# Just how do you call South Africa??



## beachbarbie (Jul 20, 2007)

Hi all,
   I guess that I have to admit my ignorance but I don't have the slightest idea how call my resort in South Africa.  After repeated tries and several different emails in which I seem to be "blacklisted"  I need to call them but haven't a clue how.  I know the phone number but what is the procedure and is it best to use a phone card or ???  And what is the approximate charge for something like this.  You hear of people getting really outlandish charges on some phone calls.

Thanks...Barb


----------



## taffy19 (Jul 20, 2007)

Here is a neat web site that will give you the answer. 011 27 plus the rest of the numbers.

http://www.countrycallingcodes.com/index.php

http://www.countrycallingcodes.com/results.php?

The phone charges differ as it depends who you use.


----------



## sml2181 (Jul 20, 2007)

I think the cheapest way to call would be using Skype.com. You will have to download it (free, will only take you a minute); prepay an amount for "skypeout" (I think it can be done for 10$) and then you can call any telephone number in any country. You would be paying 0.078$ per minute to South Africa. You might want to use a microphone / headset though.

When I do not have my laptop with me, I might use www.nobelcom.com - sometimes they are even cheaper, sometimes not. Also depends on the location in South Africa.


----------



## David (Jul 20, 2007)

beachbarbie said:


> Hi all,
> I guess that I have to admit my ignorance but I don't have the slightest idea how call my resort in South Africa.  After repeated tries and several different emails in which I seem to be "blacklisted"  I need to call them but haven't a clue how.  I know the phone number but what is the procedure and is it best to use a phone card or ???  And what is the approximate charge for something like this.  You hear of people getting really outlandish charges on some phone calls.
> 
> Thanks...Barb



South African numbers usually start with 0.  If so delete that 0 and replace it with 011 27.

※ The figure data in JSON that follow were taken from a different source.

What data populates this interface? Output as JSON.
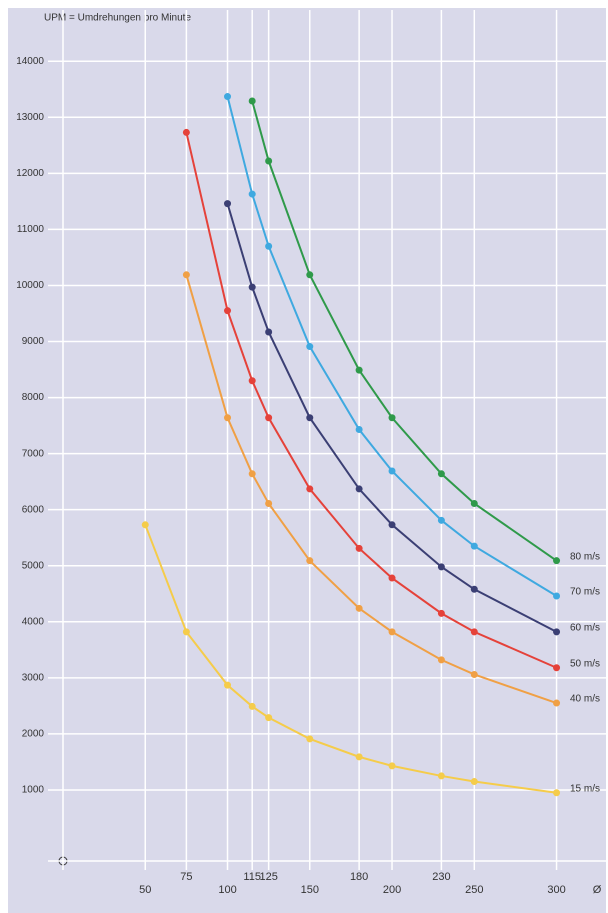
{
  "chart_data": {
    "type": "line",
    "title": "UPM = Umdrehungen pro Minute",
    "x_label": "Ø",
    "x": [
      50,
      75,
      100,
      115,
      125,
      150,
      180,
      200,
      230,
      250,
      300
    ],
    "xlim": [
      0,
      310
    ],
    "xticks": [
      50,
      75,
      100,
      115,
      125,
      150,
      180,
      200,
      230,
      250,
      300
    ],
    "ylim": [
      0,
      14700
    ],
    "yticks": [
      1000,
      2000,
      3000,
      4000,
      5000,
      6000,
      7000,
      8000,
      9000,
      10000,
      11000,
      12000,
      13000,
      14000
    ],
    "grid": true,
    "series": [
      {
        "name": "80 m/s",
        "color": "#2f9a4a",
        "values": [
          null,
          null,
          null,
          13290,
          12220,
          10190,
          8490,
          7640,
          6640,
          6110,
          5090
        ]
      },
      {
        "name": "70 m/s",
        "color": "#3fa9e0",
        "values": [
          null,
          null,
          13370,
          11630,
          10700,
          8910,
          7430,
          6690,
          5810,
          5350,
          4460
        ]
      },
      {
        "name": "60 m/s",
        "color": "#3b3f74",
        "values": [
          null,
          null,
          11460,
          9970,
          9170,
          7640,
          6370,
          5730,
          4980,
          4580,
          3820
        ]
      },
      {
        "name": "50 m/s",
        "color": "#e5423a",
        "values": [
          null,
          12730,
          9550,
          8300,
          7640,
          6370,
          5310,
          4780,
          4150,
          3820,
          3180
        ]
      },
      {
        "name": "40 m/s",
        "color": "#f0a045",
        "values": [
          null,
          10190,
          7640,
          6640,
          6110,
          5090,
          4240,
          3820,
          3320,
          3060,
          2550
        ]
      },
      {
        "name": "15 m/s",
        "color": "#f5cc4a",
        "values": [
          5730,
          3820,
          2870,
          2490,
          2290,
          1910,
          1590,
          1430,
          1250,
          1150,
          950
        ]
      }
    ]
  }
}
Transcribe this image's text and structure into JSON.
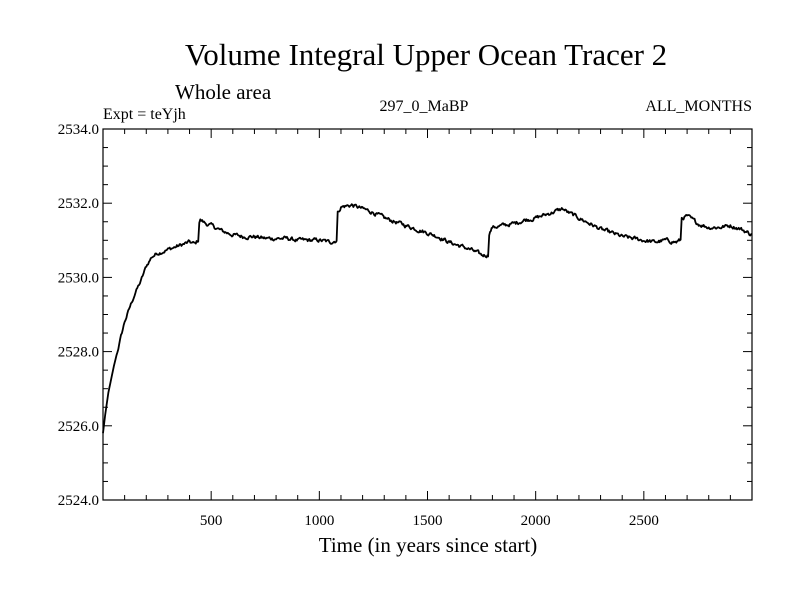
{
  "chart_data": {
    "type": "line",
    "title": "Volume Integral Upper Ocean Tracer 2",
    "subtitle": "Whole area",
    "expt_label": "Expt = teYjh",
    "center_label": "297_0_MaBP",
    "right_label": "ALL_MONTHS",
    "xlabel": "Time (in years since start)",
    "ylabel": "",
    "xlim": [
      0,
      3000
    ],
    "ylim": [
      2524.0,
      2534.0
    ],
    "x_ticks": [
      500,
      1000,
      1500,
      2000,
      2500
    ],
    "x_tick_labels": [
      "500",
      "1000",
      "1500",
      "2000",
      "2500"
    ],
    "y_ticks": [
      2524.0,
      2526.0,
      2528.0,
      2530.0,
      2532.0,
      2534.0
    ],
    "y_tick_labels": [
      "2524.0",
      "2526.0",
      "2528.0",
      "2530.0",
      "2532.0",
      "2534.0"
    ],
    "series": [
      {
        "name": "Upper Ocean Tracer 2",
        "color": "#000000",
        "x": [
          0,
          10,
          25,
          50,
          75,
          100,
          125,
          150,
          175,
          200,
          225,
          250,
          275,
          300,
          325,
          350,
          375,
          400,
          425,
          440,
          445,
          450,
          475,
          500,
          550,
          600,
          650,
          700,
          750,
          800,
          850,
          900,
          950,
          1000,
          1050,
          1080,
          1085,
          1100,
          1150,
          1200,
          1250,
          1300,
          1350,
          1400,
          1450,
          1500,
          1550,
          1600,
          1650,
          1700,
          1750,
          1780,
          1785,
          1800,
          1850,
          1900,
          1950,
          2000,
          2050,
          2100,
          2125,
          2150,
          2200,
          2250,
          2300,
          2350,
          2400,
          2450,
          2500,
          2550,
          2600,
          2650,
          2670,
          2675,
          2700,
          2750,
          2800,
          2850,
          2900,
          2950,
          3000
        ],
        "values": [
          2525.8,
          2526.3,
          2526.9,
          2527.6,
          2528.2,
          2528.8,
          2529.2,
          2529.6,
          2529.9,
          2530.3,
          2530.55,
          2530.65,
          2530.7,
          2530.75,
          2530.8,
          2530.85,
          2530.9,
          2530.95,
          2530.9,
          2531.0,
          2531.5,
          2531.55,
          2531.45,
          2531.4,
          2531.25,
          2531.15,
          2531.1,
          2531.1,
          2531.05,
          2531.05,
          2531.05,
          2531.0,
          2531.0,
          2531.0,
          2530.95,
          2531.0,
          2531.75,
          2531.9,
          2531.95,
          2531.85,
          2531.75,
          2531.6,
          2531.5,
          2531.4,
          2531.3,
          2531.2,
          2531.1,
          2530.95,
          2530.85,
          2530.75,
          2530.6,
          2530.6,
          2531.2,
          2531.35,
          2531.4,
          2531.45,
          2531.55,
          2531.6,
          2531.7,
          2531.8,
          2531.85,
          2531.75,
          2531.6,
          2531.45,
          2531.3,
          2531.2,
          2531.1,
          2531.05,
          2531.0,
          2530.95,
          2531.0,
          2530.95,
          2531.0,
          2531.6,
          2531.65,
          2531.45,
          2531.35,
          2531.35,
          2531.4,
          2531.3,
          2531.15
        ]
      }
    ]
  }
}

I call South Africa regularly and use a phone card from here http://bestratescall.pushline.com/


----------



## beachbarbie (Jul 20, 2007)

Wow, thanks for all the good advice.  You guys are the best!!

Barb


----------



## MULTIZ321 (Jul 21, 2007)

Barb,

Here's another Link for help in calling anywhere in the world
http://www.timeanddate.com/worldclock/dialing.html


Richard


----------